Sunday, February 8, 2015

Route 120 to Puente de Dios. Or, God's Highway to God's Bridge.

The locals in this small indigenous town seemed not to know what to make of us, so they largely ignored us, but for a few friendly kids who ogled the bikes.

Prior to meeting Jose and Laura in Guanajuato, we hadn’t exactly been sure of our next destination, figuring perhaps we’d just head to Mexico City and then “South” from there. But in the course of a ten minute discussion about winding roads through high desert sierra, blue waters, illuminated swim-throughs and concrete art in the jungle, Jose had convinced us to take a ride up Route 120 to Tamasopo and then back down through Xilitla.

After a few days in the cities of Guanajuato and San Miguel de Allende, we were thrilled to set up our tent under a tree, surrounded by cacti, just a little ways off Route 120.

Ahhhhhhh... :D Peace. It's good to be back in nature!

It was off of a dirt track that didn’t look well-used. Well, by tires, at least.
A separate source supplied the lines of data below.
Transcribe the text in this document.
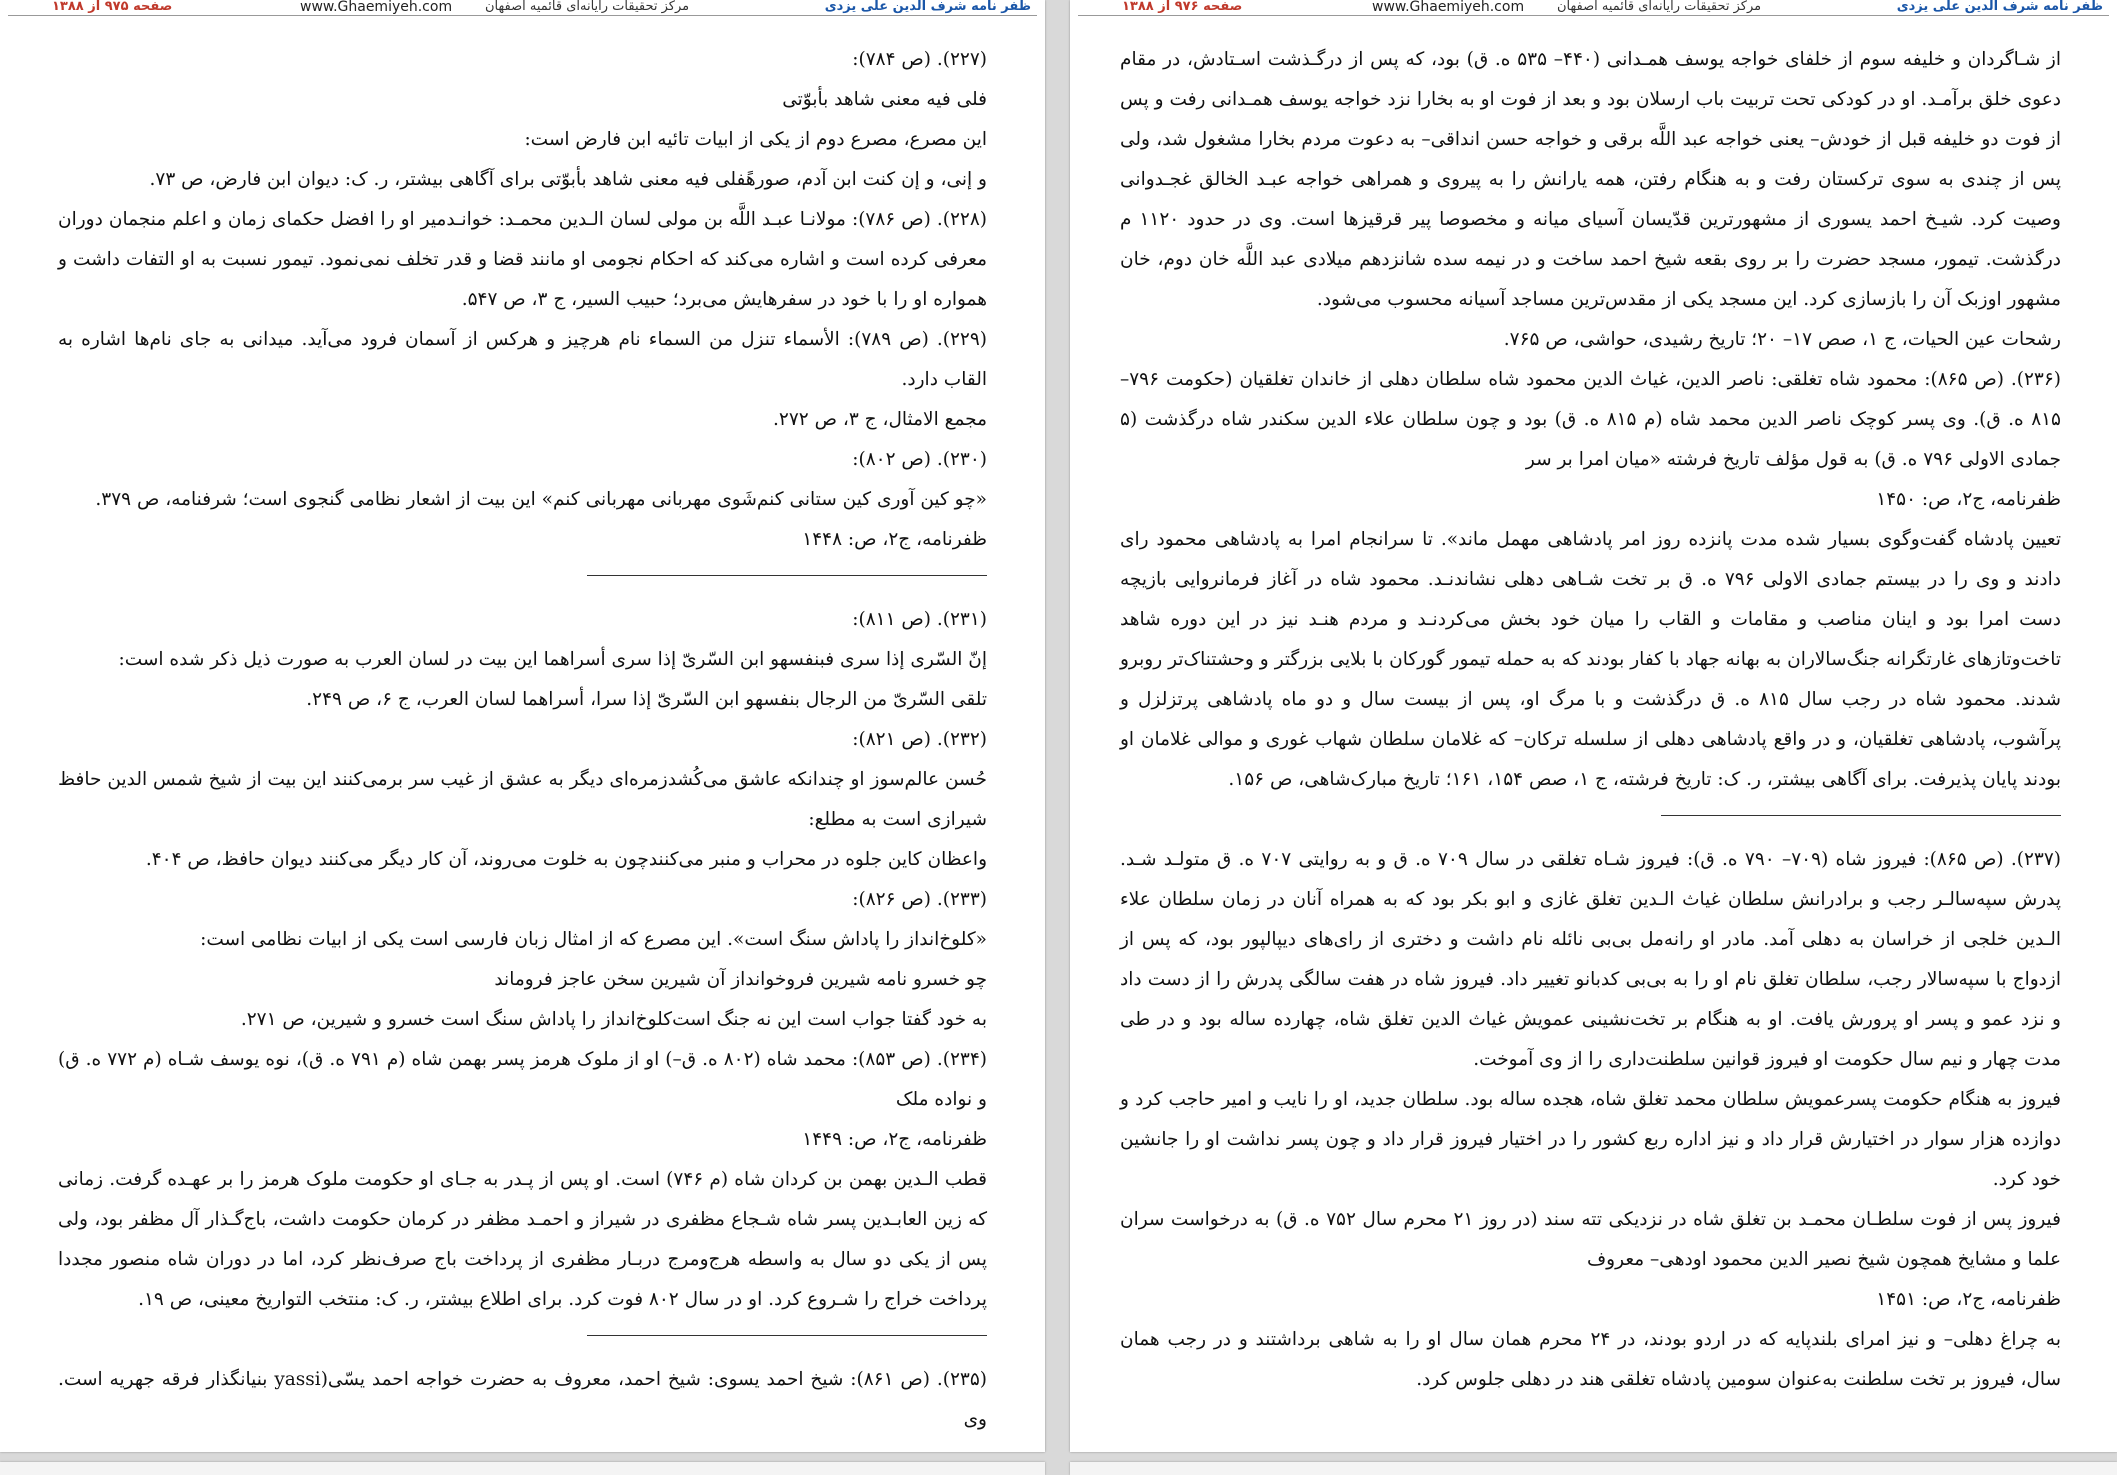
صفحه ۹۷۵ از ۱۳۸۸	www.Ghaemiyeh.com	مرکز تحقیقات رایانه‌ای قائمیه اصفهان	ظفر نامه شرف الدین علی یزدی

(۲۲۷). (ص ۷۸۴):

فلی فیه معنی شاهد بأبوّتی

این مصرع، مصرع دوم از یکی از ابیات تائیه ابن فارض است:

و إنی، و إن کنت ابن آدم، صورهًفلی فیه معنی شاهد بأبوّتی برای آگاهی بیشتر، ر. ک: دیوان ابن فارض، ص ۷۳.

(۲۲۸). (ص ۷۸۶): مولانـا عبـد اللَّه بن مولی لسان الـدین محمـد: خوانـدمیر او را افضل حکمای زمان و اعلم منجمان دوران معرفی کرده است و اشاره می‌کند که احکام نجومی او مانند قضا و قدر تخلف نمی‌نمود. تیمور نسبت به او التفات داشت و همواره او را با خود در سفرهایش می‌برد؛ حبیب السیر، ج ۳، ص ۵۴۷.

(۲۲۹). (ص ۷۸۹): الأسماء تنزل من السماء نام هرچیز و هرکس از آسمان فرود می‌آید. میدانی به جای نام‌ها اشاره به القاب دارد.

مجمع الامثال، ج ۳، ص ۲۷۲.

(۲۳۰). (ص ۸۰۲):

«چو کین آوری کین ستانی کنم‌شَوی مهربانی مهربانی کنم» این بیت از اشعار نظامی گنجوی است؛ شرفنامه، ص ۳۷۹.

ظفرنامه، ج۲، ص: ۱۴۴۸

(۲۳۱). (ص ۸۱۱):

إنّ السّری إذا سری فبنفسهو ابن السّریّ إذا سری أسراهما این بیت در لسان العرب به صورت ذیل ذکر شده است:

تلقی السّریّ من الرجال بنفسهو ابن السّریّ إذا سرا، أسراهما لسان العرب، ج ۶، ص ۲۴۹.

(۲۳۲). (ص ۸۲۱):

حُسن عالم‌سوز او چندانکه عاشق می‌کُشدزمره‌ای دیگر به عشق از غیب سر برمی‌کنند این بیت از شیخ شمس الدین حافظ شیرازی است به مطلع:

واعظان کاین جلوه در محراب و منبر می‌کنندچون به خلوت می‌روند، آن کار دیگر می‌کنند دیوان حافظ، ص ۴۰۴.

(۲۳۳). (ص ۸۲۶):

«کلوخ‌انداز را پاداش سنگ است». این مصرع که از امثال زبان فارسی است یکی از ابیات نظامی است:

چو خسرو نامه شیرین فروخوانداز آن شیرین سخن عاجز فروماند

به خود گفتا جواب است این نه جنگ است‌کلوخ‌انداز را پاداش سنگ است خسرو و شیرین، ص ۲۷۱.

(۲۳۴). (ص ۸۵۳): محمد شاه (۸۰۲ ه. ق–) او از ملوک هرمز پسر بهمن شاه (م ۷۹۱ ه. ق)، نوه یوسف شـاه (م ۷۷۲ ه. ق) و نواده ملک

ظفرنامه، ج۲، ص: ۱۴۴۹

قطب الـدین بهمن بن کردان شاه (م ۷۴۶) است. او پس از پـدر به جـای او حکومت ملوک هرمز را بر عهـده گرفت. زمانی که زین العابـدین پسر شاه شـجاع مظفری در شیراز و احمـد مظفر در کرمان حکومت داشت، باج‌گـذار آل مظفر بود، ولی پس از یکی دو سال به واسطه هرج‌ومرج دربـار مظفری از پرداخت باج صرف‌نظر کرد، اما در دوران شاه منصور مجددا پرداخت خراج را شـروع کرد. او در سال ۸۰۲ فوت کرد. برای اطلاع بیشتر، ر. ک: منتخب التواریخ معینی، ص ۱۹.

(۲۳۵). (ص ۸۶۱): شیخ احمد یسوی: شیخ احمد، معروف به حضرت خواجه احمد یسّی(yassi بنیانگذار فرقه جهریه است. وی

صفحه ۹۷۶ از ۱۳۸۸	www.Ghaemiyeh.com	مرکز تحقیقات رایانه‌ای قائمیه اصفهان	ظفر نامه شرف الدین علی یزدی

از شـاگردان و خلیفه سوم از خلفای خواجه یوسف همـدانی (۴۴۰– ۵۳۵ ه. ق) بود، که پس از درگـذشت اسـتادش، در مقام دعوی خلق برآمـد. او در کودکی تحت تربیت باب ارسلان بود و بعد از فوت او به بخارا نزد خواجه یوسف همـدانی رفت و پس از فوت دو خلیفه قبل از خودش– یعنی خواجه عبد اللَّه برقی و خواجه حسن انداقی– به دعوت مردم بخارا مشغول شد، ولی پس از چندی به سوی ترکستان رفت و به هنگام رفتن، همه یارانش را به پیروی و همراهی خواجه عبـد الخالق غجـدوانی وصیت کرد. شیـخ احمد یسوری از مشهورترین قدّیسان آسیای میانه و مخصوصا پیر قرقیزها است. وی در حدود ۱۱۲۰ م درگذشت. تیمور، مسجد حضرت را بر روی بقعه شیخ احمد ساخت و در نیمه سده شانزدهم میلادی عبد اللَّه خان دوم، خان مشهور اوزبک آن را بازسازی کرد. این مسجد یکی از مقدس‌ترین مساجد آسیانه محسوب می‌شود.

رشحات عین الحیات، ج ۱، صص ۱۷– ۲۰؛ تاریخ رشیدی، حواشی، ص ۷۶۵.

(۲۳۶). (ص ۸۶۵): محمود شاه تغلقی: ناصر الدین، غیاث الدین محمود شاه سلطان دهلی از خاندان تغلقیان (حکومت ۷۹۶– ۸۱۵ ه. ق). وی پسر کوچک ناصر الدین محمد شاه (م ۸۱۵ ه. ق) بود و چون سلطان علاء الدین سکندر شاه درگذشت (۵ جمادی الاولی ۷۹۶ ه. ق) به قول مؤلف تاریخ فرشته «میان امرا بر سر

ظفرنامه، ج۲، ص: ۱۴۵۰

تعیین پادشاه گفت‌وگوی بسیار شده مدت پانزده روز امر پادشاهی مهمل ماند». تا سرانجام امرا به پادشاهی محمود رای دادند و وی را در بیستم جمادی الاولی ۷۹۶ ه. ق بر تخت شـاهی دهلی نشاندنـد. محمود شاه در آغاز فرمانروایی بازیچه دست امرا بود و اینان مناصب و مقامات و القاب را میان خود بخش می‌کردنـد و مردم هنـد نیز در این دوره شاهد تاخت‌وتازهای غارتگرانه جنگ‌سالاران به بهانه جهاد با کفار بودند که به حمله تیمور گورکان با بلایی بزرگتر و وحشتناک‌تر روبرو شدند. محمود شاه در رجب سال ۸۱۵ ه. ق درگذشت و با مرگ او، پس از بیست سال و دو ماه پادشاهی پرتزلزل و پرآشوب، پادشاهی تغلقیان، و در واقع پادشاهی دهلی از سلسله ترکان– که غلامان سلطان شهاب غوری و موالی غلامان او بودند پایان پذیرفت. برای آگاهی بیشتر، ر. ک: تاریخ فرشته، ج ۱، صص ۱۵۴، ۱۶۱؛ تاریخ مبارک‌شاهی، ص ۱۵۶.

(۲۳۷). (ص ۸۶۵): فیروز شاه (۷۰۹– ۷۹۰ ه. ق): فیروز شـاه تغلقی در سال ۷۰۹ ه. ق و به روایتی ۷۰۷ ه. ق متولـد شـد. پدرش سپه‌سالـر رجب و برادرانش سلطان غیاث الـدین تغلق غازی و ابو بکر بود که به همراه آنان در زمان سلطان علاء الـدین خلجی از خراسان به دهلی آمد. مادر او رانه‌مل بی‌بی نائله نام داشت و دختری از رای‌های دیپالپور بود، که پس از ازدواج با سپه‌سالار رجب، سلطان تغلق نام او را به بی‌بی کدبانو تغییر داد. فیروز شاه در هفت سالگی پدرش را از دست داد و نزد عمو و پسر او پرورش یافت. او به هنگام بر تخت‌نشینی عمویش غیاث الدین تغلق شاه، چهارده ساله بود و در طی مدت چهار و نیم سال حکومت او فیروز قوانین سلطنت‌داری را از وی آموخت.

فیروز به هنگام حکومت پسرعمویش سلطان محمد تغلق شاه، هجده ساله بود. سلطان جدید، او را نایب و امیر حاجب کرد و دوازده هزار سوار در اختیارش قرار داد و نیز اداره ربع کشور را در اختیار فیروز قرار داد و چون پسر نداشت او را جانشین خود کرد.

فیروز پس از فوت سلطـان محمـد بن تغلق شاه در نزدیکی تته سند (در روز ۲۱ محرم سال ۷۵۲ ه. ق) به درخواست سران علما و مشایخ همچون شیخ نصیر الدین محمود اودهی– معروف

ظفرنامه، ج۲، ص: ۱۴۵۱

به چراغ دهلی– و نیز امرای بلندپایه که در اردو بودند، در ۲۴ محرم همان سال او را به شاهی برداشتند و در رجب همان سال، فیروز بر تخت سلطنت به‌عنوان سومین پادشاه تغلقی هند در دهلی جلوس کرد.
The next morning a guy on a donkey rode by but did not notice us or just let us be.

These were all taken on Route 120 in the state of Querétaro. The photos we managed to take along this route don't do it justice, but hopefully you can get a feel for what an incredible road it is.

After some of the most beautiful riding we’ve encountered in Mexico, we finally arrived in Tamasopo. It’s a scruffy town that seems to want to cater to tourists coming to see the beautiful natural wonders of the area… but. it. just. can’t. quite. figure. out. how.

We followed elusive signs to Puente de Dios, both excited to get in the water and wash away the sweat and grime accumulated from the past two days of riding. We rode out of town and there were only sugar cane plantations with the occasional farm house, and towering mountains in the background. Sigh. This felt more like what we were looking for.

Until out of nowhere a little girl jumped out into the road in front of the bikes and started yelling about 20 pesos and waving her arms towards a patch of dirt on the side of the road. Totally startled I said “no gracias” and continued on. We rounded a bend in the road and there were another 6-7 children scattered along the road, all waving their arms and yelling to us. Eventually, we figured out that they were trying to get our “parking” business and offering to guard our bikes while we were hiking down to Puente de Dios. Wow. We understand everyone is just trying to make a buck to survive, but this was not exactly the peaceful experience we were looking forward to. Eventually, we settled on one lot that a young boy was selling convincingly and locked up the bikes. Farther down the road, we payed the fee (30 pesos) to what seemed to be a national parks service employee, and hiked down into the lushly forested canyon.

Guide ropes lead across the pool as the current can get quite strong in some spots.

The view, once we made it to the bottom, was spectacular. Rushing waterfalls poured into a beautiful blue pool that disappeared through the naturally made “Puente” and flowed out on the other side.

Given our our penchant for camping in the wild, people often ask what we do about showers, etc. Trust me, no hotel offers a better shower experience than this.

We took turns diving in, bathing under the waterfalls and swimming under the Puente. The Puente, for which the site is named, is actually cavernous once you get inside and light is reflected from the bottom of the riverbed, making it seem as though the entire cave is glowing from beneath. No wonder it is called the Bridge of God.

The river flows underneath the "Puente" and once you swim under the Puente, it opens up into a cavernous cave over your head. The light from the pools on either side of the Puente reflect up from the sand and gives you the feeling that that sandy bottom beneath you is glowing. Magical.

Completely refreshed, we hiked back up the mountain and asked the gentleman who owned the lot we had parked in if we could set up our tent and stay for the evening. For another 50 pesos, he was more than willing and accommodating, and so we stayed.